# 51 Chevy Bel Air



## erikd (Jan 24, 2011)

Greetings all!

This is my first attempt of a true weathered build. It was a long slow build, but I'm pretty happy with the finished results.









It started life as the AMT 51 Bel Air. From there it received a primer coat of red oxide, after that it was coated in salt and airbrushed with floquil paint. I then scrubbed some of the paint off with an old toothbrush to reveal more of the primer coat.









I added more dirt and rust to the body with craft paints. I used a dry-brush technique for that to get more color variations. I also added baking powder with some of the paint to build-up areas for more texture.









I added "duct tape" for seat repairs. The large rips are nothing more then cheap paper glued to the seats and ripped while the glue was still wet.
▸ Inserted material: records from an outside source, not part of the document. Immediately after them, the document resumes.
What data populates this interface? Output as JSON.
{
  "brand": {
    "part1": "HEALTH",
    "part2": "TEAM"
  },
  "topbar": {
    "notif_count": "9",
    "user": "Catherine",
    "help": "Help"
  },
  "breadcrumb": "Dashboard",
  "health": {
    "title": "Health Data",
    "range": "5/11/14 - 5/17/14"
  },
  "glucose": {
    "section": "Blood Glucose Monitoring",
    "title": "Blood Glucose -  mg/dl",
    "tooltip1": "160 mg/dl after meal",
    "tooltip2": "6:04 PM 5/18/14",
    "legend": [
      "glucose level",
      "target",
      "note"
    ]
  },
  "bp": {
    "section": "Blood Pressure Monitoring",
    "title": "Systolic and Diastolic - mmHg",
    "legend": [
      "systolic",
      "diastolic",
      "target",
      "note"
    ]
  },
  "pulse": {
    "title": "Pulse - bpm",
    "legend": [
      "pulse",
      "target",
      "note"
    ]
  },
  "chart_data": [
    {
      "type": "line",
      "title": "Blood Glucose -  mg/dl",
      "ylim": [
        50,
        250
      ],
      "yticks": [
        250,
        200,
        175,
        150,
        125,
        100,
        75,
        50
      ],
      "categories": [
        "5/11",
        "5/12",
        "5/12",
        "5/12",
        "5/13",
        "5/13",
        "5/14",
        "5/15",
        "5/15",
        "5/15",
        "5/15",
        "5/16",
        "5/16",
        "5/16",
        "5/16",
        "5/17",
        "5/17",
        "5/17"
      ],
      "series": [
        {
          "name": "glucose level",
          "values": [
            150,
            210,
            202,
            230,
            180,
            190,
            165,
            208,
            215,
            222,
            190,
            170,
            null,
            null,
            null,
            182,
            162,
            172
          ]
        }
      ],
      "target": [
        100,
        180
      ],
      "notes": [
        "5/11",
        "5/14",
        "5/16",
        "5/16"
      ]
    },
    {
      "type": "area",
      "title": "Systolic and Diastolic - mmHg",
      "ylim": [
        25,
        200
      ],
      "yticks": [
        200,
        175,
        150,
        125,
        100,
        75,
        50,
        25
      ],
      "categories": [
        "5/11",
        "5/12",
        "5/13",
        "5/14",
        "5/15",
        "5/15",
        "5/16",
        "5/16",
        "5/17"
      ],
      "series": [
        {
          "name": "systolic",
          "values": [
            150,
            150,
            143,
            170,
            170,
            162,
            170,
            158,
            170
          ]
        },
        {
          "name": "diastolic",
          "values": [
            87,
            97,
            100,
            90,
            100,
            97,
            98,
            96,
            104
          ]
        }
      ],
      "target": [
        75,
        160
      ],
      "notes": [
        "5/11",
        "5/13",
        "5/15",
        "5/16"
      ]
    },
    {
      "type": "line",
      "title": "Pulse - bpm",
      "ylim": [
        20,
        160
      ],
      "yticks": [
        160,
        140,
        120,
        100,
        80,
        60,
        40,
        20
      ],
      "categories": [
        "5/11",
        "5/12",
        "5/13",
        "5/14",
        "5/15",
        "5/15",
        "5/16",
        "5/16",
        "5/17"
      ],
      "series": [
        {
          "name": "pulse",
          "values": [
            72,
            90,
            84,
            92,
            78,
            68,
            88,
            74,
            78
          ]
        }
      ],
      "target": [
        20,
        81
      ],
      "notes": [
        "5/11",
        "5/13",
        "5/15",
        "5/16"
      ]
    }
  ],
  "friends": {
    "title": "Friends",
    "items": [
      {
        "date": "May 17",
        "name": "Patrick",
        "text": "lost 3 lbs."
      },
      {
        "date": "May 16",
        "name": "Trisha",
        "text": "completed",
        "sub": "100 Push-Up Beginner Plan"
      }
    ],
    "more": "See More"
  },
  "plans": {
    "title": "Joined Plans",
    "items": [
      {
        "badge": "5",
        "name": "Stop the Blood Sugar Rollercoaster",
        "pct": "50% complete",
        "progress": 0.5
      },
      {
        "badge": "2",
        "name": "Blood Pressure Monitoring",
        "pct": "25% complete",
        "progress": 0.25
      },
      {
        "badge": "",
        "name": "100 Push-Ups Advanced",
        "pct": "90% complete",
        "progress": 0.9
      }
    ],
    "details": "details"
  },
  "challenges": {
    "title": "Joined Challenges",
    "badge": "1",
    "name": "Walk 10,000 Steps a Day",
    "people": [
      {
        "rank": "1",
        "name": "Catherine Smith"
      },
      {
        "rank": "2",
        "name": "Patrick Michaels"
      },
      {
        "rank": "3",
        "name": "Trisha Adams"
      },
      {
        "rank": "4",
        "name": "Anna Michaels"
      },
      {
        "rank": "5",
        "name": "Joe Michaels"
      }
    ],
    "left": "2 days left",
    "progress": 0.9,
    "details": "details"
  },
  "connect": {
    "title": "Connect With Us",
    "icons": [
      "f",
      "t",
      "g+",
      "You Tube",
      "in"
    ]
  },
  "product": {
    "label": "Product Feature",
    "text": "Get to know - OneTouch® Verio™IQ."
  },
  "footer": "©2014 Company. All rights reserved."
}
I did paint the seats a tan color first to give it the look of old foam. Once the glue dried I then painted the seats gray. I also added more dirt to the bottom of the door panels. The glove box was cut open with a small box glued under the dash. The finished box will have various tools needed for quick repairs.





































Thanks for taking a peek - Erik


----------



## chuck_thehammer (Oct 24, 2007)

Out-standing, looks real


----------



## StarbaseEcho (Dec 29, 2010)

Excellent!


----------



## superduty455 (Jun 21, 2000)

WOW! That is OUTSTANDING! One of the best jobs I have seen as far as surface rust on a car. First time you say? Couldn't be!
Chris


----------



## Pete McKay (Dec 20, 2006)

Your rust looks a lot better than mine! I've been working on a chopped '32 for a couple of weeks now and went with a custom mix of burnt iron metalizer, rust brown, steel and shot it at low pressure to get some texture.










I'm gonna have to try yours on the next rat rod I do, that looks great.


----------



## chris73159 (Jan 4, 2011)

That looks awesome erik, the interior details are really cool. Great job on the weathering to.


----------



## erikd (Jan 24, 2011)

Thanks for all the kind words everyone - I do appreciate!



superduty455 said:


> WOW! That is OUTSTANDING! One of the best jobs I have seen as far as surface rust on a car. First time you say? Couldn't be!
> Chris


Hey Chris - I may BS about my incredible intellectual skills and my stunning good looks - if you've ever read anything I wrote WITHOUT spell check or if you've seen a pic of me you know those are both a LOAD of BS...but it's nothing but the facts when it comes to the plastic! HAHAHA!!

Hey Pete - thanks for the kind words - you're rat rod looks great. I truly have a great deal of respect for anyone who can chop and re-build..that's so far out of my comfort zone! If you'd like more info on the beater here's a link to the album http://public.fotki.com/MrLucky/model-cars/blt-51-chevy-bel/ Because this was so involved I've added some details in the description for some of the pics. You'll have to click through the album to read the descriptions - that's one of the few bummers of Fotki.

My order from SMBC came in the mail today - as soon as I get the last of the bits painted I'll post the finished pics!

Thanks again everyone!


----------



## Dyonisis (Nov 11, 2009)

It's good to see that someone else likes to build dioramas of imperfect cars. This is very convincing, except the chrome on most junkyard cars is either intact with most of its' shine or it's missing completely. It just looks a little too new with the flat appearance to it. Maybe a little rust on the chrome on the sides? 

~ Still sick of being unpaid and unwanted


----------



## Dave621955 (Aug 22, 2010)

Come on Erik, I know you've got more done!! Got to see the final product. Your killin us!!


----------



## Pete McKay (Dec 20, 2006)

LOL, oxidation takes time....


----------



## Pacific Cruiser (Feb 18, 2011)

Amaizing! What an inspiring project! Thaks for sharing the painting process. Very educational.


----------



## walsing (Aug 22, 2010)

Very nice! One of the best rust jobs I've seen!


----------



## harristotle (Aug 7, 2008)

You did an awesome job on this!!! :thumbsup:


----------



## bucwheat (Mar 9, 2010)

Man ,how real can it look?


----------